Ils entrèrent d’un seul coup dans la nuit, puis s’enfoncèrent dans les nuages. Les ampoules qui clignotaient sur le panneau de contrôle semblaient encore plus inquiétantes dans le noir.

Ils eurent droit à un atterrissage houleux sur une espèce de piste prévue à cet effet, le tout en plein orage. Les quatre soldats qui étaient montés à bord de l’Osom Emananish poussèrent de faibles acclamations dans son dos au moment où le train d’atterrissage (sans doute constitué de roues, songea-t-il) toucha le sol. L’appareil continua d’avancer en cahotant pendant un trop long moment en dérapant deux fois par l’arrière.
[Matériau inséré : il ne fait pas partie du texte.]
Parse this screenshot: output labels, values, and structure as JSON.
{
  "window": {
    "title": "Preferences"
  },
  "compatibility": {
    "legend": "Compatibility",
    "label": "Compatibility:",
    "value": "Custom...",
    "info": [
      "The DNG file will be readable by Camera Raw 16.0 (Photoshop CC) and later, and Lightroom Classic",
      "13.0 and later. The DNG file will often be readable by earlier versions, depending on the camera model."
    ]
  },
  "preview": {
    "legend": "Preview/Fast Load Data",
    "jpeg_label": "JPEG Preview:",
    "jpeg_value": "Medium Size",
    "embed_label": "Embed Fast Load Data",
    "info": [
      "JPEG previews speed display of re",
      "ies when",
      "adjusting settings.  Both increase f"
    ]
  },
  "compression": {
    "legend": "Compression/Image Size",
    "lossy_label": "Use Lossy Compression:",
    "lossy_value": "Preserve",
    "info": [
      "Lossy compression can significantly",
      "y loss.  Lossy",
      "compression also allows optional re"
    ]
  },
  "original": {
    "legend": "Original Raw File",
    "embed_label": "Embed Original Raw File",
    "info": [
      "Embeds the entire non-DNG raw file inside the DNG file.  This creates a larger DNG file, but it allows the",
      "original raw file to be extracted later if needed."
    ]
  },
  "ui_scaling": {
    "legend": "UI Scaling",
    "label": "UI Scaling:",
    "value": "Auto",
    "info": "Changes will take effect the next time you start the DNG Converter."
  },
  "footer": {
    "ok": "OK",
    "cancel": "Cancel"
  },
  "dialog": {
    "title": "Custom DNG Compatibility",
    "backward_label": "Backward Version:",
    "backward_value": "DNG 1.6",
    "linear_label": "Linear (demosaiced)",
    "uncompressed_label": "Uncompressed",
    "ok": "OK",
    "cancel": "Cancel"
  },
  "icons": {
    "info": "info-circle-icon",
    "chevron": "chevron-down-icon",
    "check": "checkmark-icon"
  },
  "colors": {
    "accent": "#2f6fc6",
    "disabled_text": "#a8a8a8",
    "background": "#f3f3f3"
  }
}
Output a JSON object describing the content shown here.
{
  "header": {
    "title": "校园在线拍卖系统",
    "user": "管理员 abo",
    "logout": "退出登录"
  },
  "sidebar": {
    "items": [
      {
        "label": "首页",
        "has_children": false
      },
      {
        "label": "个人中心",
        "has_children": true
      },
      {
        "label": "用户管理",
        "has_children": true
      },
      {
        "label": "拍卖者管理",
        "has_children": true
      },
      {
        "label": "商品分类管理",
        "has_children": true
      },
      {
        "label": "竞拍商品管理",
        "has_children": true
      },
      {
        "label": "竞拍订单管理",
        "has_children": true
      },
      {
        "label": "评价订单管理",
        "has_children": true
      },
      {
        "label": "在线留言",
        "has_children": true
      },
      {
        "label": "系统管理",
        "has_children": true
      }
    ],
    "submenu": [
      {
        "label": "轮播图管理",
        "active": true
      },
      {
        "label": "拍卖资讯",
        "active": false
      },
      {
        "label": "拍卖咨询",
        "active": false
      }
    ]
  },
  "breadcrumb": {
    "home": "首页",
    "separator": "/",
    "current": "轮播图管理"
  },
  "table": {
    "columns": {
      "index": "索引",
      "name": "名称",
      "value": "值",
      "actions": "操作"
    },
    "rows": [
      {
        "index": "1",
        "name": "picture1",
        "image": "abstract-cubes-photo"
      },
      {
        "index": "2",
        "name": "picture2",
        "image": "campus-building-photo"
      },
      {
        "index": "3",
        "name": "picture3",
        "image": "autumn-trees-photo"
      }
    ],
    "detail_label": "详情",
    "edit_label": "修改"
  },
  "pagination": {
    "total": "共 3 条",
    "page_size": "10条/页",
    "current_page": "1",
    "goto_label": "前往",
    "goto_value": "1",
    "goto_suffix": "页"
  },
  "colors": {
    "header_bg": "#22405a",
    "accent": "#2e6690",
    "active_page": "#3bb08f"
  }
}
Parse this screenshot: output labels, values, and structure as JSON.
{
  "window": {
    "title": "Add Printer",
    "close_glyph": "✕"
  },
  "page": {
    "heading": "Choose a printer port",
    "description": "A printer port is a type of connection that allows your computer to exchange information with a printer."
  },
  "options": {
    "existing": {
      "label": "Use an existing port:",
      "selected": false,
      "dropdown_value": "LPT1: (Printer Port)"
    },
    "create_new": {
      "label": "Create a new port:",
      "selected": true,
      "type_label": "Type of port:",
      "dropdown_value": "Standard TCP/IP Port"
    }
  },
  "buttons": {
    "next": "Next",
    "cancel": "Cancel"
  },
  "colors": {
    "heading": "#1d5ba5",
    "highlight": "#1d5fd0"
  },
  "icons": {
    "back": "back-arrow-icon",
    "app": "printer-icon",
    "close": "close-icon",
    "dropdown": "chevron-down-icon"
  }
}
Lorsqu’il s’immobilisa enfin, il vit les trois hommes d’équipage effondrés dans leur siège, les bras pendant par-dessus les accoudoirs ; muets, ils regardaient fixement la nuit striée de pluie.

Il défit sa ceinture et ôta son casque. Les soldats ouvrirent la porte du sas côté vaisseau.

Celle qui donnait sur l’extérieur révéla en s’ouvrant de la pluie, des lumières, des camions, des chars avec en fond quelques bâtiments peu élevés, ainsi qu’une foule d’environ deux cents personnes ; les uns portaient l’uniforme, les autres de longues toges luisantes de pluie, tandis que quelques individus s’efforçaient d’en abriter d’autres sous des parapluies. Tous paraissaient arborer au front une marque circulaire. Un petit groupe d’une dizaine de personnes, toutes âgées et vêtues de toges, qui avaient toutes les cheveux blancs et le visage constellé de gouttes de pluie, s’avança vers l’escalier de l’appareil.